Question
Formatted question description: https://leetcode.ca/all/196.html
Write a SQL query to delete all duplicate email entries in a table named Person, keeping only unique emails based on its smallest Id.
+----+------------------+
| Id | Email |
+----+------------------+
| 1 | john@example.com |
| 2 | bob@example.com |
| 3 | john@example.com |
+----+------------------+
Id is the primary key column for this table.

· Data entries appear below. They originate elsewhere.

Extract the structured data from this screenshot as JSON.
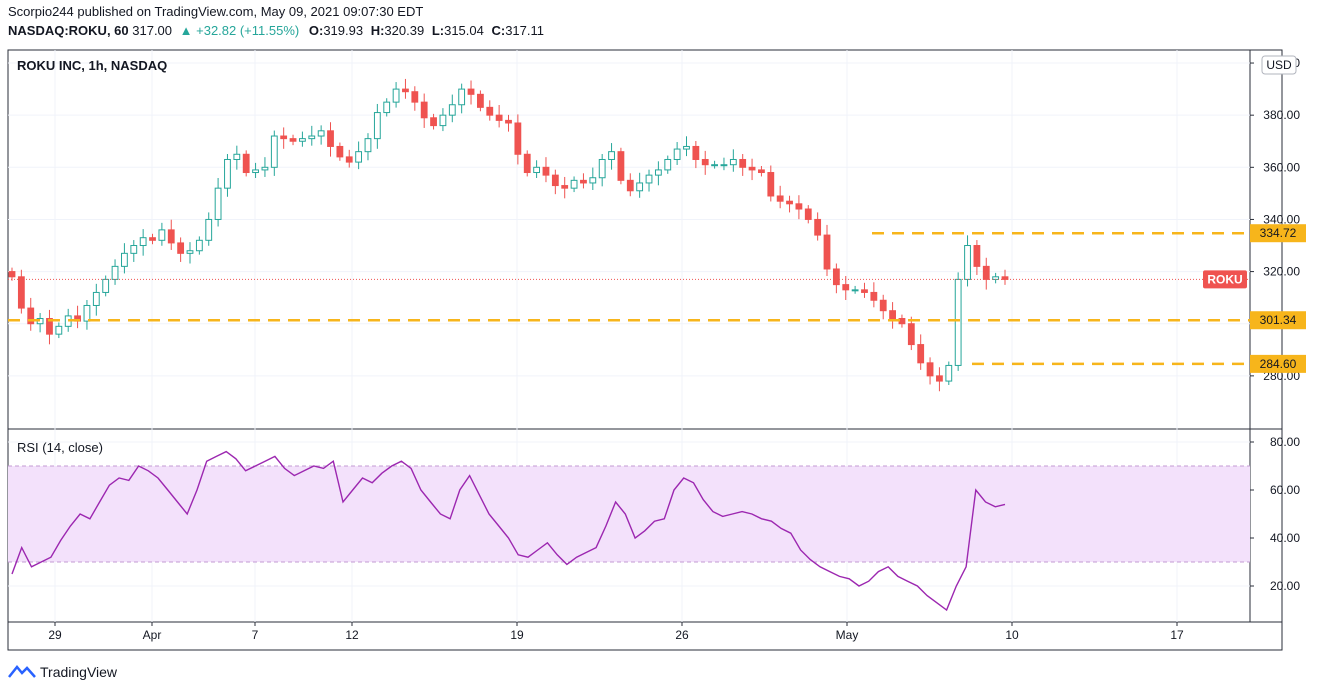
{
  "header": {
    "publisher": "Scorpio244 published on TradingView.com, May 09, 2021 09:07:30 EDT",
    "symbol": "NASDAQ:ROKU, 60",
    "price": "317.00",
    "change": "▲ +32.82 (+11.55%)",
    "o_label": "O:",
    "o_value": "319.93",
    "h_label": "H:",
    "h_value": "320.39",
    "l_label": "L:",
    "l_value": "315.04",
    "c_label": "C:",
    "c_value": "317.11"
  },
  "brand": {
    "name": "TradingView"
  },
  "colors": {
    "up": "#26a69a",
    "down": "#ef5350",
    "level": "#f7b51b",
    "rsi": "#9c27b0",
    "rsi_band": "#f3e1fb"
  },
  "chart_data": [
    {
      "type": "candlestick",
      "title": "ROKU INC, 1h, NASDAQ",
      "currency": "USD",
      "price_label": "ROKU",
      "last_price": 317.0,
      "ylim": [
        260,
        405
      ],
      "y_ticks": [
        "400.00",
        "380.00",
        "360.00",
        "340.00",
        "320.00",
        "300.00",
        "280.00"
      ],
      "x_ticks": [
        "29",
        "Apr",
        "7",
        "12",
        "19",
        "26",
        "May",
        "10",
        "17"
      ],
      "levels": [
        {
          "value": 334.72,
          "label": "334.72"
        },
        {
          "value": 301.34,
          "label": "301.34"
        },
        {
          "value": 284.6,
          "label": "284.60"
        }
      ],
      "series": [
        {
          "values": [
            318,
            306,
            300,
            302,
            296,
            299,
            303,
            301,
            307,
            312,
            317,
            322,
            327,
            330,
            333,
            332,
            336,
            331,
            327,
            328,
            332,
            340,
            352,
            363,
            365,
            358,
            359,
            360,
            372,
            371,
            370,
            371,
            372,
            374,
            368,
            364,
            362,
            366,
            371,
            381,
            385,
            390,
            389,
            385,
            379,
            376,
            380,
            384,
            390,
            388,
            383,
            380,
            378,
            377,
            365,
            358,
            360,
            357,
            353,
            352,
            355,
            354,
            356,
            363,
            366,
            355,
            351,
            354,
            357,
            359,
            363,
            367,
            368,
            363,
            361,
            361,
            361,
            363,
            360,
            359,
            358,
            349,
            347,
            346,
            344,
            340,
            334,
            321,
            315,
            313,
            313,
            312,
            309,
            305,
            302,
            300,
            292,
            285,
            280,
            278,
            284,
            317,
            330,
            322,
            317,
            318,
            317
          ]
        }
      ]
    },
    {
      "type": "line",
      "title": "RSI (14, close)",
      "ylim": [
        5,
        85
      ],
      "y_ticks": [
        "80.00",
        "60.00",
        "40.00",
        "20.00"
      ],
      "band": [
        30,
        70
      ],
      "series": [
        {
          "values": [
            25,
            36,
            28,
            30,
            32,
            39,
            45,
            50,
            48,
            55,
            62,
            65,
            64,
            70,
            68,
            65,
            60,
            55,
            50,
            60,
            72,
            74,
            76,
            73,
            68,
            70,
            72,
            74,
            69,
            66,
            68,
            70,
            69,
            72,
            55,
            60,
            65,
            63,
            67,
            70,
            72,
            69,
            60,
            55,
            50,
            48,
            60,
            66,
            58,
            50,
            45,
            40,
            33,
            32,
            35,
            38,
            33,
            29,
            32,
            34,
            36,
            45,
            55,
            50,
            40,
            43,
            47,
            48,
            60,
            65,
            63,
            56,
            51,
            49,
            50,
            51,
            50,
            48,
            47,
            44,
            42,
            35,
            31,
            28,
            26,
            24,
            23,
            20,
            22,
            26,
            28,
            24,
            22,
            20,
            16,
            13,
            10,
            20,
            28,
            60,
            55,
            53,
            54
          ]
        }
      ]
    }
  ]
}
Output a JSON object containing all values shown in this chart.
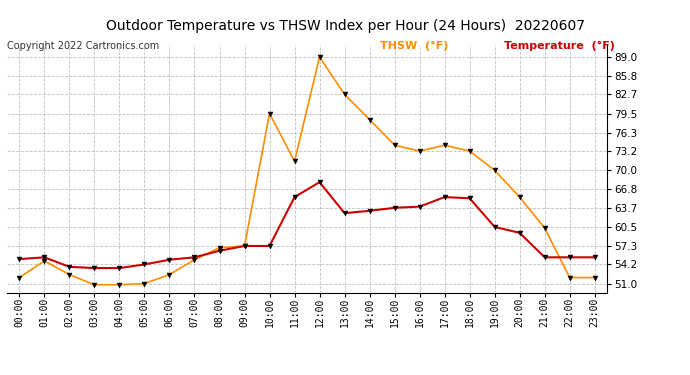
{
  "title": "Outdoor Temperature vs THSW Index per Hour (24 Hours)  20220607",
  "copyright": "Copyright 2022 Cartronics.com",
  "legend_thsw": "THSW  (°F)",
  "legend_temp": "Temperature  (°F)",
  "hours": [
    "00:00",
    "01:00",
    "02:00",
    "03:00",
    "04:00",
    "05:00",
    "06:00",
    "07:00",
    "08:00",
    "09:00",
    "10:00",
    "11:00",
    "12:00",
    "13:00",
    "14:00",
    "15:00",
    "16:00",
    "17:00",
    "18:00",
    "19:00",
    "20:00",
    "21:00",
    "22:00",
    "23:00"
  ],
  "temperature": [
    55.1,
    55.4,
    53.8,
    53.6,
    53.6,
    54.2,
    55.0,
    55.4,
    56.5,
    57.3,
    57.3,
    65.5,
    68.0,
    62.8,
    63.2,
    63.7,
    63.9,
    65.5,
    65.3,
    60.5,
    59.5,
    55.4,
    55.4,
    55.4
  ],
  "thsw": [
    52.0,
    54.8,
    52.5,
    50.8,
    50.8,
    51.0,
    52.5,
    55.0,
    57.0,
    57.3,
    79.5,
    71.5,
    89.0,
    82.7,
    78.5,
    74.2,
    73.2,
    74.2,
    73.2,
    70.0,
    65.5,
    60.3,
    52.0,
    52.0
  ],
  "thsw_color": "#FF8C00",
  "temp_color": "#CC0000",
  "yticks": [
    51.0,
    54.2,
    57.3,
    60.5,
    63.7,
    66.8,
    70.0,
    73.2,
    76.3,
    79.5,
    82.7,
    85.8,
    89.0
  ],
  "ymin": 49.5,
  "ymax": 91.0,
  "title_color": "#000000",
  "background_color": "#ffffff",
  "grid_color": "#c0c0c0"
}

For example, after running your query, the above Person table should have the following rows:
+----+------------------+
| Id | Email |
+----+------------------+
| 1 | john@example.com |
| 2 | bob@example.com |
+----+------------------+
Algorithm
Delete the same email with a large Id.
Or, group according to the email, then use the Min
keyword to pick out the smaller ones, and then delete the complement set.
Possible Pitfalls
p1.Id > p2.Id
here is >
, not !=
, since
- we are keeping smaller-id of duplicates in result
- if
!=
, then all duplicates will be removed, but we are expecting smallest-id duplicate being kept
Code
SQL
DELETE FROM Person
WHERE Id NOT IN (
SELECT Id
FROM (SELECT MIN(Id) Id FROM Person GROUP BY Email) p
);
--
DELETE p1.*
FROM
Person p1,
Person p2
WHERE
p1.Email = p2.Email AND p1.Id > p2.Id